RNA Extraction and Reverse Transcription Polymerase Chain Reaction

Total RNA was extracted from fresh gingival tissues (n=8) and cultured HGFs (n=4) with TRIzol regent (Life Technologies, Carlsbad, CA, USA) and MiniBest Universal RNA Extraction Kit (TAKARA, Tokyo, Japan), respectively, according to the manufacturer’s instructions. The precipitate was air-dried and resuspended in RNase-free water.
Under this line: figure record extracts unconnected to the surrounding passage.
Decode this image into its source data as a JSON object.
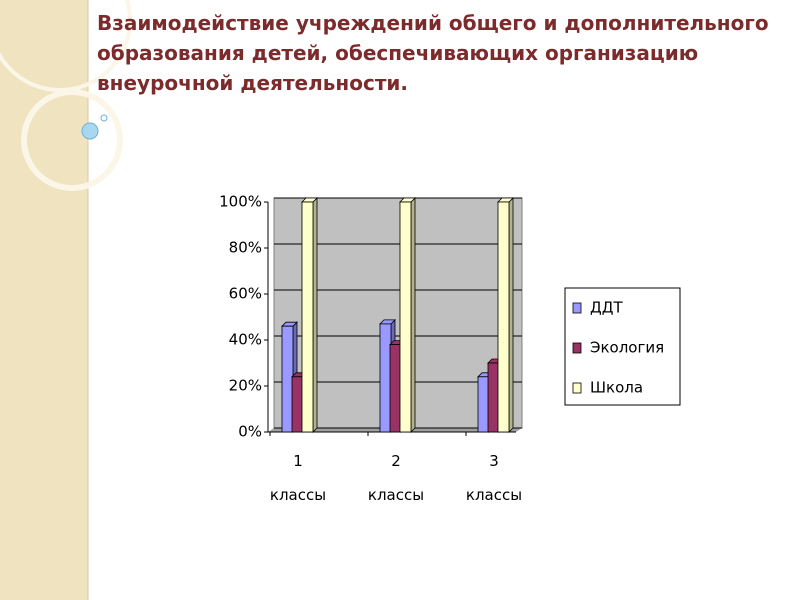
{
  "title": "Взаимодействие учреждений общего и дополнительного образования детей, обеспечивающих организацию внеурочной деятельности.",
  "chart_data": {
    "type": "bar",
    "categories": [
      "1 классы",
      "2 классы",
      "3 классы"
    ],
    "series": [
      {
        "name": "ДДТ",
        "color": "#9999ff",
        "values": [
          46,
          47,
          24
        ]
      },
      {
        "name": "Экология",
        "color": "#993366",
        "values": [
          24,
          38,
          30
        ]
      },
      {
        "name": "Школа",
        "color": "#ffffcc",
        "values": [
          100,
          100,
          100
        ]
      }
    ],
    "ylim": [
      0,
      100
    ],
    "yticks": [
      {
        "value": 0,
        "label": "0%"
      },
      {
        "value": 20,
        "label": "20%"
      },
      {
        "value": 40,
        "label": "40%"
      },
      {
        "value": 60,
        "label": "60%"
      },
      {
        "value": 80,
        "label": "80%"
      },
      {
        "value": 100,
        "label": "100%"
      }
    ],
    "grid": true,
    "legend": "right"
  }
}
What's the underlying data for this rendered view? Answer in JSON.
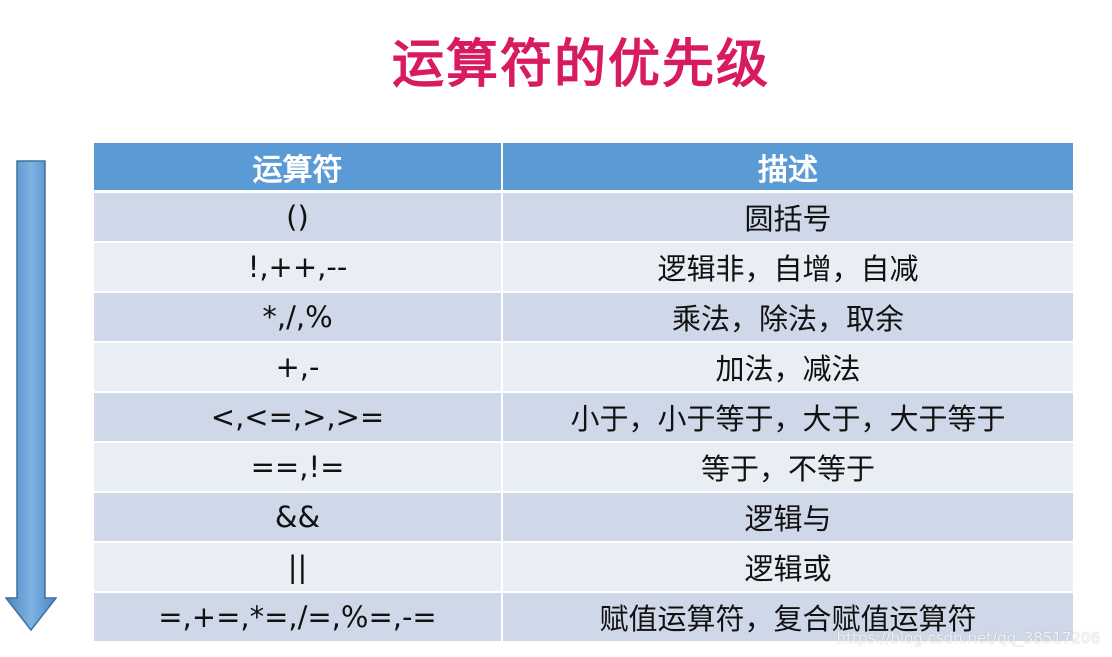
{
  "title": "运算符的优先级",
  "table": {
    "headers": {
      "operator": "运算符",
      "description": "描述"
    },
    "rows": [
      {
        "operator": "()",
        "description": "圆括号"
      },
      {
        "operator": "!,++,--",
        "description": "逻辑非，自增，自减"
      },
      {
        "operator": "*,/,%",
        "description": "乘法，除法，取余"
      },
      {
        "operator": "+,-",
        "description": "加法，减法"
      },
      {
        "operator": "<,<=,>,>=",
        "description": "小于，小于等于，大于，大于等于"
      },
      {
        "operator": "==,!=",
        "description": "等于，不等于"
      },
      {
        "operator": "&&",
        "description": "逻辑与"
      },
      {
        "operator": "||",
        "description": "逻辑或"
      },
      {
        "operator": "=,+=,*=,/=,%=,-=",
        "description": "赋值运算符，复合赋值运算符"
      }
    ]
  },
  "arrow": {
    "icon": "arrow-down-icon",
    "fill": "#5b9bd5",
    "stroke": "#41719c"
  },
  "watermark": "https://blog.csdn.net/qq_38517206"
}
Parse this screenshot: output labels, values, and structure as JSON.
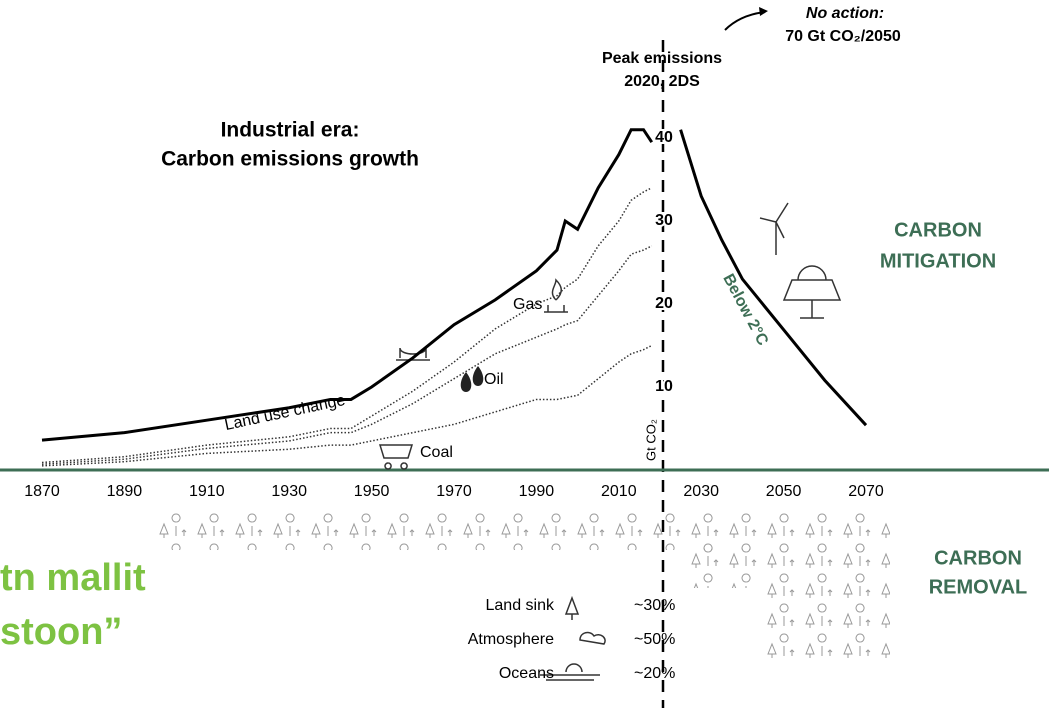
{
  "chart_data": {
    "type": "line",
    "title": [
      "Industrial era:",
      "Carbon emissions growth"
    ],
    "y_label": "Gt CO₂",
    "x": [
      1870,
      1890,
      1910,
      1930,
      1940,
      1945,
      1950,
      1960,
      1970,
      1980,
      1990,
      1995,
      1997,
      2000,
      2005,
      2010,
      2013,
      2016,
      2018
    ],
    "stacked": true,
    "series": [
      {
        "name": "Coal",
        "color": "#333333",
        "style": "dotted",
        "values": [
          0.5,
          1,
          2,
          2.5,
          3,
          3,
          3.5,
          4.5,
          5.5,
          7,
          8.5,
          8.5,
          8.7,
          9,
          11,
          13,
          14,
          14.5,
          15
        ]
      },
      {
        "name": "Oil",
        "color": "#333333",
        "style": "dotted",
        "values": [
          0.2,
          0.3,
          0.6,
          1,
          1.5,
          1.5,
          2,
          3.5,
          5.5,
          7,
          7.5,
          8.5,
          8.8,
          9,
          10,
          11,
          12,
          12,
          12
        ]
      },
      {
        "name": "Gas",
        "color": "#333333",
        "style": "dotted",
        "values": [
          0.2,
          0.3,
          0.4,
          0.5,
          0.5,
          0.5,
          1,
          1.5,
          2,
          3,
          4,
          4,
          4.5,
          5,
          6,
          6,
          6.5,
          7,
          7
        ]
      },
      {
        "name": "Land use change",
        "color": "#000000",
        "style": "solid",
        "values": [
          2.7,
          2.9,
          3,
          3.5,
          3.5,
          3.5,
          3.5,
          4,
          4.5,
          3.5,
          4,
          5.5,
          8,
          6,
          7,
          8,
          8.5,
          7.5,
          5.5
        ]
      }
    ],
    "projection": {
      "name": "Below 2°C",
      "color": "#000000",
      "label_color": "#3d6e55",
      "x": [
        2025,
        2030,
        2035,
        2040,
        2050,
        2060,
        2070
      ],
      "values": [
        41,
        33,
        27.7,
        23,
        16.9,
        10.8,
        5.4
      ]
    },
    "xlim": [
      1870,
      2070
    ],
    "ylim": [
      0,
      50
    ],
    "xticks": [
      1870,
      1890,
      1910,
      1930,
      1950,
      1970,
      1990,
      2010,
      2030,
      2050,
      2070
    ],
    "yticks": [
      10,
      20,
      30,
      40
    ],
    "annotations": {
      "peak": [
        "Peak emissions",
        "2020, 2DS"
      ],
      "no_action": [
        "No action:",
        "70 Gt CO₂/2050"
      ],
      "mitigation": [
        "CARBON",
        "MITIGATION"
      ],
      "removal": [
        "CARBON",
        "REMOVAL"
      ],
      "overlay": [
        "tn mallit",
        "stoon”"
      ]
    },
    "sinks": {
      "names": [
        "Land sink",
        "Atmosphere",
        "Oceans"
      ],
      "values": [
        30,
        50,
        20
      ],
      "value_labels": [
        "~30%",
        "~50%",
        "~20%"
      ]
    }
  }
}
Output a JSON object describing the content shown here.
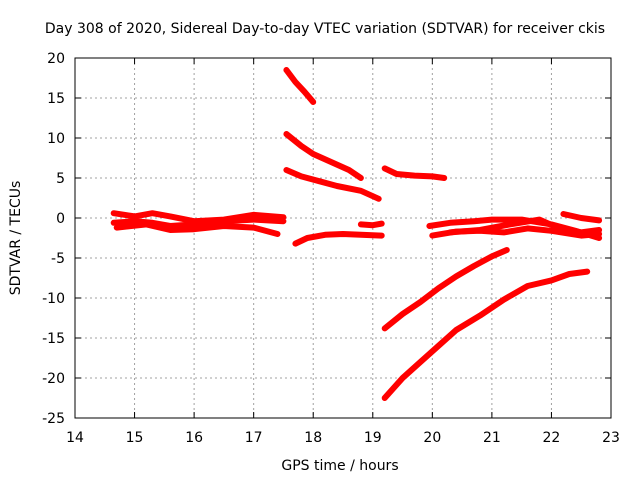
{
  "chart_data": {
    "type": "line",
    "title": "Day 308 of 2020, Sidereal Day-to-day VTEC variation (SDTVAR) for receiver ckis",
    "xlabel": "GPS time / hours",
    "ylabel": "SDTVAR / TECUs",
    "xlim": [
      14,
      23
    ],
    "ylim": [
      -25,
      20
    ],
    "xticks": [
      "14",
      "15",
      "16",
      "17",
      "18",
      "19",
      "20",
      "21",
      "22",
      "23"
    ],
    "yticks": [
      "20",
      "15",
      "10",
      "5",
      "0",
      "-5",
      "-10",
      "-15",
      "-20",
      "-25"
    ],
    "grid": true,
    "color": "#ff0000",
    "series": [
      {
        "x": [
          14.65,
          15.0,
          15.3,
          15.6,
          16.0,
          16.5,
          17.0,
          17.5
        ],
        "y": [
          0.6,
          0.2,
          0.6,
          0.2,
          -0.4,
          -0.2,
          0.4,
          0.1
        ]
      },
      {
        "x": [
          14.65,
          15.0,
          15.3,
          15.6,
          16.0,
          16.5,
          17.0,
          17.5
        ],
        "y": [
          -0.6,
          -0.4,
          -0.6,
          -1.0,
          -0.8,
          -0.4,
          -0.2,
          -0.4
        ]
      },
      {
        "x": [
          14.7,
          15.2,
          15.6,
          16.0,
          16.5,
          17.0,
          17.4
        ],
        "y": [
          -1.2,
          -0.8,
          -1.5,
          -1.4,
          -1.0,
          -1.2,
          -2.0
        ]
      },
      {
        "x": [
          17.55,
          17.7,
          17.85,
          18.0
        ],
        "y": [
          18.5,
          17.0,
          15.8,
          14.5
        ]
      },
      {
        "x": [
          17.55,
          17.8,
          18.0,
          18.3,
          18.6,
          18.8
        ],
        "y": [
          10.5,
          9.0,
          8.0,
          7.0,
          6.0,
          5.0
        ]
      },
      {
        "x": [
          17.55,
          17.8,
          18.1,
          18.4,
          18.8,
          19.1
        ],
        "y": [
          6.0,
          5.2,
          4.6,
          4.0,
          3.4,
          2.4
        ]
      },
      {
        "x": [
          17.7,
          17.9,
          18.2,
          18.5,
          18.8,
          19.15
        ],
        "y": [
          -3.2,
          -2.5,
          -2.1,
          -2.0,
          -2.1,
          -2.2
        ]
      },
      {
        "x": [
          18.8,
          19.0,
          19.15
        ],
        "y": [
          -0.8,
          -0.9,
          -0.7
        ]
      },
      {
        "x": [
          19.2,
          19.4,
          19.7,
          20.0,
          20.2
        ],
        "y": [
          6.2,
          5.5,
          5.3,
          5.2,
          5.0
        ]
      },
      {
        "x": [
          19.95,
          20.3,
          20.7,
          21.0,
          21.5,
          22.0,
          22.4,
          22.8
        ],
        "y": [
          -1.0,
          -0.6,
          -0.4,
          -0.2,
          -0.2,
          -0.8,
          -1.6,
          -2.5
        ]
      },
      {
        "x": [
          20.0,
          20.4,
          20.8,
          21.2,
          21.6,
          22.0,
          22.5,
          22.8
        ],
        "y": [
          -2.2,
          -1.7,
          -1.6,
          -1.8,
          -1.3,
          -1.6,
          -2.2,
          -2.0
        ]
      },
      {
        "x": [
          20.3,
          20.8,
          21.3,
          21.8,
          22.1,
          22.5,
          22.8
        ],
        "y": [
          -1.8,
          -1.5,
          -0.8,
          -0.2,
          -1.2,
          -1.8,
          -1.5
        ]
      },
      {
        "x": [
          22.2,
          22.5,
          22.8
        ],
        "y": [
          0.5,
          0.0,
          -0.3
        ]
      },
      {
        "x": [
          19.2,
          19.5,
          19.8,
          20.1,
          20.4,
          20.7,
          21.0,
          21.25
        ],
        "y": [
          -13.8,
          -12.0,
          -10.5,
          -8.8,
          -7.3,
          -6.0,
          -4.8,
          -4.0
        ]
      },
      {
        "x": [
          19.2,
          19.5,
          19.8,
          20.1,
          20.4,
          20.8,
          21.2,
          21.6,
          22.0,
          22.3,
          22.6
        ],
        "y": [
          -22.5,
          -20.0,
          -18.0,
          -16.0,
          -14.0,
          -12.2,
          -10.2,
          -8.5,
          -7.8,
          -7.0,
          -6.7
        ]
      }
    ]
  }
}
The purity and concentration of isolated RNA were determined by a nanodrop 2000 spectrophotometer (Thermo Fisher Scientific, Waltham, MA, USA). cDNA was generated from a total of 1 µg RNA using RT reagent Kit with gDNA Eraser (TAKARA, Tokyo, Japan). Aliquot without reverse transcriptase was prepared as the negative control. PCR was performed using PrimeSTAR^® Max DNA Polymerase (TAKARA, Tokyo, Japan) to detect the existence of TAS2Rs and downstream molecules (primers listed in Supplementary Table 1 ). Besides, quantitative real-time PCR was performed to determine the relative expression level of TAS2Rs in HGFs (primers listed in Supplementary Table 1 ). The expression level of target genes normalized with glyceraldehyde-3-phosphate dehydrogenase (GAPDH) was calculated by 2^-ΔΔCT method.